At the Clark, I anticipate film club screenings most Fridays through the winter, January through March.  Many will coordinate with the official Clark film series running through those months, a series of Saturday matinees called “Widescreen Wonders,” six films in high-definition extra-wide formats, each of them a Best Picture Oscar-winner, cumulatively earning 47 Academy Awards.  So for example, when I am showing The Bridge on the River Kwai on Saturday, I’ll show two other David Lean films on Friday.  On alternate weeks, I will typically be showing double features highlighting foreign directors, recent and classic, such as the Dardennes brothers, Almodovar, Wong-Kar Wai, Kurosawa, Satyajit Ray, and Max Ophuls.  I haven’t yet consulted either the Clark’s calendar or my own, but will update programs as the schedule develops.

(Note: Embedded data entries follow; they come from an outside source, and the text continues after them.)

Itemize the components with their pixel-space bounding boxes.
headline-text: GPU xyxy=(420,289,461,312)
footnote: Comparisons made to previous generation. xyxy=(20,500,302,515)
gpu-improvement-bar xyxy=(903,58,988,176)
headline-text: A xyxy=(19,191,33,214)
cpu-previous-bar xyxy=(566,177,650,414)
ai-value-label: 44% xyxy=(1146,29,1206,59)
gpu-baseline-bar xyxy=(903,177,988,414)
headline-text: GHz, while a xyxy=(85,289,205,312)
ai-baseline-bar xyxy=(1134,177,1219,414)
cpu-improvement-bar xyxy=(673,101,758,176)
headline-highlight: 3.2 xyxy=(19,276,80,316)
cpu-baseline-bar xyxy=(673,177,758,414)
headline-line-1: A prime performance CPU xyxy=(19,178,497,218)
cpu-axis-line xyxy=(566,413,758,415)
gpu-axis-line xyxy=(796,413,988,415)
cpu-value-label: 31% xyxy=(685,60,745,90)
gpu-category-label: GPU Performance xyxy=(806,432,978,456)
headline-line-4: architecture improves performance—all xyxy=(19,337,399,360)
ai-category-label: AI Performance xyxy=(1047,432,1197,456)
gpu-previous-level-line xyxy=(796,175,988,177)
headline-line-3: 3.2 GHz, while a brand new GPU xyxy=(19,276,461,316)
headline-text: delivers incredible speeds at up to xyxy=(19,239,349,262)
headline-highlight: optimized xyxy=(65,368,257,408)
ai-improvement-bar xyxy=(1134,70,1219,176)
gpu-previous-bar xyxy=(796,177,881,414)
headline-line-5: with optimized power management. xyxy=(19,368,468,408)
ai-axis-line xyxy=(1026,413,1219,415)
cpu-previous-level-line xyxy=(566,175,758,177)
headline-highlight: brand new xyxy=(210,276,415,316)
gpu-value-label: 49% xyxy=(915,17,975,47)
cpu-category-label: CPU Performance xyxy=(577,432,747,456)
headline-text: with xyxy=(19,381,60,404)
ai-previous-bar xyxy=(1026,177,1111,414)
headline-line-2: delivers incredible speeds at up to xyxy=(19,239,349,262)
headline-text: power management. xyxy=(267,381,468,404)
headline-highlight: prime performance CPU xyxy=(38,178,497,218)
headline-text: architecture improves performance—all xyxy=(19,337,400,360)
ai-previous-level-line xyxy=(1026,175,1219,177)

At Images Cinema, I plan to be available for post-film discussion after the 3:00 pm screening of Lincoln on Sunday, December 30.  I think the film is exceptionally good, Daniel Day-Lewis sublime, and I’ve just finished reading Team of Rivals, the Doris Kearns Goodwin book on which the film is based, as well as re-watching John Ford’s Young Mr. Lincoln and other cinematic portraits, so I will definitely be primed to talk about the subject.  And I’m eager to see the digital projection upgrade at Images.

Lincoln

After almost eight years, I am finding it harder to keep this blog fresh and current, but I’ve just seen a new film that urges me to break silence and make a strong recommendation.  Even though the last Steven Spielberg-Tony Kushner collaboration (Munich) was a film I abominated, and though I tend to find Daniel Day-Lewis admirable but over-mannered, Lincoln (2012, MC-86) is not just my pick for the best film of the year so far, but the most convincing and moving portrayal ever of Lincoln, or indeed of any President.  Not to mention the most truthful depiction of Congressional debate, the liveliest reenactment of historical controversy, and a riveting entertainment to boot.  My highest praise is that it did not strike me as Spielbergian at all, until a few over-emphatic wobbles near the end.  Beyond Day-Lewis and his uncanny verbal and physical impersonation of old (semi-) Honest Abe, David Strathairn is excellent as William Seward, Tommy Lee Jones a delight as Thaddeus Stevens, and Sally Field a revelation as Mary Todd Lincoln.  As a trio of shady political operators buying votes for passage of the Thirteenth Amendment (freeing the slaves for real after the wartime expedient of the Emancipation Proclamation), James Spader, John Hawkes, and Tim Blake Nelson shine in small but significant roles.  As do a host of faces familiar from excellent tv series, Gale from Breaking Bad, Lane from Mad Men (as Grant!), Boyd from Justified, Arnold Rothstein from Boardwalk Empire, even Lena Dunham’s creepy boyfriend from Girls, among other notables.  While such familiarity might have been distracting, they each look and act the part in a way that simply makes it easier to keep such a crowded canvas coherent.  I confess that I am a sucker for the Civil War as a subject (and the antebellum era even more), but that only makes me more impressed with the quality and truthfulness of historical representation in this movie.  I would have sniffed out phoniness and withheld any suspension of disbelief.  As it was, I was enraptured, transported, convinced.